Friday Blast #57

A short guide to hard problems (2018) - most folks are familiar with the P and NP complexity classes, at least via the P vs NP problem at the core of computer science. Here a bunch of extra complexity classes are covered - BPP, BQP, PH, PSPACE and EXPTIME as well as the relationships between them. Sometimes they’re clear cut, other times we have strong reasons to believe a they’re the same, and yet other times the field is open.
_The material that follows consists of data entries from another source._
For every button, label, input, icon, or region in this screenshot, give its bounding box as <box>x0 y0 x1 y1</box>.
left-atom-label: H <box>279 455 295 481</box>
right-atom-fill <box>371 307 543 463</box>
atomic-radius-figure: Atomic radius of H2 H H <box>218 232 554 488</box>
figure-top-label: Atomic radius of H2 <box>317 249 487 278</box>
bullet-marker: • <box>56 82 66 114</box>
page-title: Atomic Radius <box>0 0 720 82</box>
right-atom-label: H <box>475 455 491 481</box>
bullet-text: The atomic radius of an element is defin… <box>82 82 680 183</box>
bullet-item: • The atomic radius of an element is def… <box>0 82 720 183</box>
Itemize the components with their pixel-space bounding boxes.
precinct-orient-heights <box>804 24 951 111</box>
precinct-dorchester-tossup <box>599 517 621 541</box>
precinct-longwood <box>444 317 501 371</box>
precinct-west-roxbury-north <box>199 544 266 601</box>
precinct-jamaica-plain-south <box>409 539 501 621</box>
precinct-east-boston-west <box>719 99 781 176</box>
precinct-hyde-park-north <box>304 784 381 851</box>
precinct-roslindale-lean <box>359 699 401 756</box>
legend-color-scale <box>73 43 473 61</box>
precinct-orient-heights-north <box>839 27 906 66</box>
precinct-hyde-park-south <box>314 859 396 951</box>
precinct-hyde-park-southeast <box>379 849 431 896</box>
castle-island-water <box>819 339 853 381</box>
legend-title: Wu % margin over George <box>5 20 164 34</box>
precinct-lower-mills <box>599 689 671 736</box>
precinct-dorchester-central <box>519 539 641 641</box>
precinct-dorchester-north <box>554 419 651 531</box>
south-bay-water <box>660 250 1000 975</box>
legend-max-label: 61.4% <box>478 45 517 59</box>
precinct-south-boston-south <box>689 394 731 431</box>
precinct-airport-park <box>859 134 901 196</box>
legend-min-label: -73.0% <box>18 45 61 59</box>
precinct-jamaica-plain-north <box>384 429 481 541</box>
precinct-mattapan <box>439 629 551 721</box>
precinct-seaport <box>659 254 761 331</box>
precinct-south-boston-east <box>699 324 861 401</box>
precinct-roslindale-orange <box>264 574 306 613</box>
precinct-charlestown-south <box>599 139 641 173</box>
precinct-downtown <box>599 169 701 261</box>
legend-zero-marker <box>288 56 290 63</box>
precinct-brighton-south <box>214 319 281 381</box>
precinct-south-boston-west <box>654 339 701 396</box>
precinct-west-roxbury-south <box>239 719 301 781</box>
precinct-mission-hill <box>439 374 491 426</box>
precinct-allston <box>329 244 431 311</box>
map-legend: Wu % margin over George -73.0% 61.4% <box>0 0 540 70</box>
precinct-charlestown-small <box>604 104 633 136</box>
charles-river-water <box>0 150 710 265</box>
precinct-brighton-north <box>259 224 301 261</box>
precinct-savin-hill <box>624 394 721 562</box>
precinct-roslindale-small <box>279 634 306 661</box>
Introduction to model trees from scratch (2018) - one of the cooler aspects of computer science inspired ML models (decision trees and neural networks[1]) is that they’re oftentimes “composable”. Here the space partitioning approach used in decision trees is combined with linear regressions at the leaves, to produce a more powerful model than the “classic” constant model one.

AWS, MongoDB, and the economic realities of open source (2019) - as usual, a good piece from Stratechery on the business side of tech. This time with a focus on open source. It’s been a thing for the last 2-3 years that tech companies in the open source infrastructure space were in for a tough time because cloud providers were offering their systems in a more convenient and cheap way. Docker, ElasticSearch, Redis, MongoDB, Hadoop and their backing companies were prime examples. This article focuses on MongoDB and Mongo Inc. But it’s telling. Companies in this space need to move up the value chain if they’re going to succeed. I plan on writing my own bit on this shortly.

A primer on database replication (2017) - the various approaches to data replication in the database context. It’s nice that it looks at both SQL and NoSQL solutions and how each tackled the problem.

Billions of messages a day - Yelp’s real-time data pipeline (2016) - a description of the impressive architecture Yelp has deployed to organize it’s systems. A Kafka based central data repository is not that future-tech-y, and I’ve posted about such an approach several times here. But the central schema store with built-in tracking of streams, documentation and integration with code is pretty sweet.

[1] As opposed to statistics inspired ones - GLMs, SVMs etc.